Pemex, la vache à lait du Mexique
Outre le manque de transparence du géant pétrolier, qui se trouve au centre de plusieurs affaires de corruption et de détournement de fonds, la compagnie nationale des pétroles mexicains, Pemex, est confrontée, depuis plus d’une décennie, à un autre problème grave : le vol de carburant, pompé clandestinement sur ses oléoducs, qui s’intensifie chaque année. Selon les chiffres publiés par la compagnie, 10 millions de barils sont volés annuellement, soit 15 000 par jour ! Ce qui représente le pompage de 99 000 litres de combustible par heure… Ce commerce illicite coûte cher à Pemex, puisqu’il provoque chaque année un manque à gagner de 800 millions de dollars. En revanche, côté crime organisé, les bénéfices annuels sont substantiels : plus de 5 milliards de dollars. La pratique est relativement simple : les voleurs pompent de l’essence ou du gasoil directement sur les oléoducs. Pour ce faire, ils percent un pipeline pour y installer un « robinet » (une soupape) duquel ils extraient le carburant. Plus de 3 700 prises clandestines sont découvertes annuellement. Ce commerce est récemment tombé aux mains des cartels de la drogue, qui contrôlent désormais le vol du pétrole et sa distribution sur le marché noir. Jusqu’ici, il était revendu dans les zones rurales ou dans les stations d’essence de Pemex. Désormais, les narcotrafiquants l’exportent aussi vers les États-Unis et l’Amérique centrale, le plus souvent par bateau. Cela explique aussi pourquoi ils ne volent plus seulement du pétrole raffiné, mais également du brut. Pemex tente bien de prendre des mesures. Ces dernières années, elle a dépensé des millions de dollars pour un système automatisé de surveillance qui l’informe lorsqu’une conduite est l’objet d’une perforation. Selon les dires de l’un de ses directeurs, Gustavo Hernández García, « à ce moment, l’oléoduc enregistre une réduction de pression et l’ordinateur indique où celle-ci se produit. A partir de là, nous pouvons envoyer les forces de sécurité sur place. » Pour autant, rien n’y fait. Ni une surveillance accrue, ni un code pénal plus sévère. Et pour cause : le réseau d’oléoducs qui permet à Pemex de transporter l’essence vers ses dépôts ou le brut vers ses raffineries mesure 37 000 km.
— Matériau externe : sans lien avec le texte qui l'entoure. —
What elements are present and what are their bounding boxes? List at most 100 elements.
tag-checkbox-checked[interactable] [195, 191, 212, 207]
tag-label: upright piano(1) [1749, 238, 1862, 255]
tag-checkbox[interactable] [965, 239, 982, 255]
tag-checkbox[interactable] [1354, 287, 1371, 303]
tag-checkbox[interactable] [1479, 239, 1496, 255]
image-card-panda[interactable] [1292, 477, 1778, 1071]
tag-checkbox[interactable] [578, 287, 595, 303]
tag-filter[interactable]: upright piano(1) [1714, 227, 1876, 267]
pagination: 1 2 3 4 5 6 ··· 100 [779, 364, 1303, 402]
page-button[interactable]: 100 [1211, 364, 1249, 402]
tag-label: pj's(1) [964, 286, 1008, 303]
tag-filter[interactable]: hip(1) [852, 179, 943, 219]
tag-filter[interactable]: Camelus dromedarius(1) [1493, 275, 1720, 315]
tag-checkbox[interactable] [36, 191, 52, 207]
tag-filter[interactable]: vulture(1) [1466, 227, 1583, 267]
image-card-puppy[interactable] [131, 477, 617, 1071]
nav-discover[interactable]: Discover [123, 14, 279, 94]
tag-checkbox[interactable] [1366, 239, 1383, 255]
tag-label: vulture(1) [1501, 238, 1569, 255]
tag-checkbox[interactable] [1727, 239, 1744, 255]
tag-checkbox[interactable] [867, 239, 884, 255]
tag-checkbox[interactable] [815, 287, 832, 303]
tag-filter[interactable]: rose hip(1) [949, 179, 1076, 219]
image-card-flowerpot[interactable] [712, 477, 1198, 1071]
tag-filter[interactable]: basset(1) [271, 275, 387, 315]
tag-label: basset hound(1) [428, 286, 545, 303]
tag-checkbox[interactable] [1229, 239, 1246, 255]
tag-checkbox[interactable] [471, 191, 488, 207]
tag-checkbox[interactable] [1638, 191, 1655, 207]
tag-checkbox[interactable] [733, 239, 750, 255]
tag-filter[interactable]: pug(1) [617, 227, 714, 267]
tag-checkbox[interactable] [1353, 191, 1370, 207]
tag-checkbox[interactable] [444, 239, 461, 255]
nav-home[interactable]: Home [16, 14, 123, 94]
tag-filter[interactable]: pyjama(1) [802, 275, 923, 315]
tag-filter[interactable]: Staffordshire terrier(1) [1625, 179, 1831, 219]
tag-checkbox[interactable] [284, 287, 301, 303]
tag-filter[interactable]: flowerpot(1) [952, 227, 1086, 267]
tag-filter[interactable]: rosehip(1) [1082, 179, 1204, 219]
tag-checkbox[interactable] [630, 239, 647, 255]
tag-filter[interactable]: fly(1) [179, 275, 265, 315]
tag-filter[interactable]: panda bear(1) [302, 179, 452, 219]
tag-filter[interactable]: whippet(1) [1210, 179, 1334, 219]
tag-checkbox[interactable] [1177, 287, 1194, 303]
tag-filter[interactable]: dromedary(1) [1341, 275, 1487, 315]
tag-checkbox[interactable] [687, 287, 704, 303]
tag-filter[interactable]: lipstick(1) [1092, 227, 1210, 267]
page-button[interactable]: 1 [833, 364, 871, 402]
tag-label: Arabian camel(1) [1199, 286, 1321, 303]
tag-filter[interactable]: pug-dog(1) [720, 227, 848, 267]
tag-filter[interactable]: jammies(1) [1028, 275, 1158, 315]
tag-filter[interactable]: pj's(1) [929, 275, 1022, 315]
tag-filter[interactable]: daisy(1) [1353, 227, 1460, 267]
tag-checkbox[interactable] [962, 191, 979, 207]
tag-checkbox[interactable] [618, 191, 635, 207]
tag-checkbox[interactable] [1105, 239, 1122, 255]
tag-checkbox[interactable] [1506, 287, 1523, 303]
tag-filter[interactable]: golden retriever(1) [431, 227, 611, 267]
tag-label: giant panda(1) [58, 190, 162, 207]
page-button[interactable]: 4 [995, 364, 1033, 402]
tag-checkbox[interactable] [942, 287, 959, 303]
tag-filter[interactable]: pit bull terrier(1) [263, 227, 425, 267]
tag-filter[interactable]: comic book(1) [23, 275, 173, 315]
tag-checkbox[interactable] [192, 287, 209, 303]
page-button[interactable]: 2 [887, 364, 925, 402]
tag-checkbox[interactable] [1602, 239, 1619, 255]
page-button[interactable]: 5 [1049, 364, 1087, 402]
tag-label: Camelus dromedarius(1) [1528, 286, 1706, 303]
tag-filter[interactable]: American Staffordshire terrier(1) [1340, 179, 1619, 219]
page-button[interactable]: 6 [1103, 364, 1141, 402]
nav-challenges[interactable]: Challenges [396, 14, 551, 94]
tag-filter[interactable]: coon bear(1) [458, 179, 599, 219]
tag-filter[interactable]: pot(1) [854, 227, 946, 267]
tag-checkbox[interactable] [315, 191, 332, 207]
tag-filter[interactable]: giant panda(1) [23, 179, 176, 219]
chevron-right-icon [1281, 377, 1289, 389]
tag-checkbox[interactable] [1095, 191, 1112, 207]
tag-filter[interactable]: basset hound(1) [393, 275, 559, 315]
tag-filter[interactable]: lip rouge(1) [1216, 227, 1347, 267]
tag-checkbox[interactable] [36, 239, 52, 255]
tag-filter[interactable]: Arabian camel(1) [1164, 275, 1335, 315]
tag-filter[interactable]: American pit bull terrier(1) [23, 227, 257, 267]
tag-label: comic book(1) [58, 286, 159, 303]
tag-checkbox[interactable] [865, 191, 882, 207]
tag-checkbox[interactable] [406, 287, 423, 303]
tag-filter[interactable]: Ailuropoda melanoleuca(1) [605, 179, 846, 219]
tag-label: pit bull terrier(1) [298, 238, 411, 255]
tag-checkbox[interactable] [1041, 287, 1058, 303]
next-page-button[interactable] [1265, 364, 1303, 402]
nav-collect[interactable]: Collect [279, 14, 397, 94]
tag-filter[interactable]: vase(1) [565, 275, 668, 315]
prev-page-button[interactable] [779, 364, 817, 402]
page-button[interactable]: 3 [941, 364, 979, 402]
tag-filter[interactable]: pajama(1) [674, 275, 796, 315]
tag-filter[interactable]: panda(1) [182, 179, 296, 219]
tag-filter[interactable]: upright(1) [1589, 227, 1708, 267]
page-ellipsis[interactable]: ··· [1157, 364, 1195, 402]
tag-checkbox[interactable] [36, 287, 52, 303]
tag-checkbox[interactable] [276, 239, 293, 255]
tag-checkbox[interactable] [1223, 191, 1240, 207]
Il est quasiment impossible de le surveiller !
Une conjoncture défavorable
Oui, mais voilà : c’est sans compter avec les contretemps imposés par la conjoncture. Depuis la mi‐2014, les prix du pétrole sur le marché international se sont effondrés. Le baril de brut mexicain est passé en deçà de la barre des 50 dollars, alors qu’il se vendait encore 100 dollars en juin ! Si elle se maintient ou si elle s’accentue, cette chute spectaculaire aura deux conséquences importantes. Une grave crise budgétaire, que l’État mexicain devrait pouvoir conjurer au moins cette année grâce à des instruments financiers, comme le fonds de stabilisation des revenus pétroliers ou comme les couvertures pétrolières – des assurances signées avec des institutions internationales qui permettront de blinder le prix du baril à 76 dollars en 2015. Cependant, cette baisse des prix va rendre beaucoup moins attractifs les contrats que pourraient signer les grandes compagnies qui pensent explorer le pétrole en eaux profondes ou exploiter les gaz de schiste dans le nord du Mexique, car avec un prix du baril aussi bas, les marges bénéficiaires seront bien moindres. Dans ces conditions, les espoirs du gouvernement actuel de « maximiser la rente pétrolière et de convertir cette réforme énergétique en un facteur de développement économique, générateur d’emplois et d’investissements » pourraient bien s’évanouir. Seul l’avenir le dira.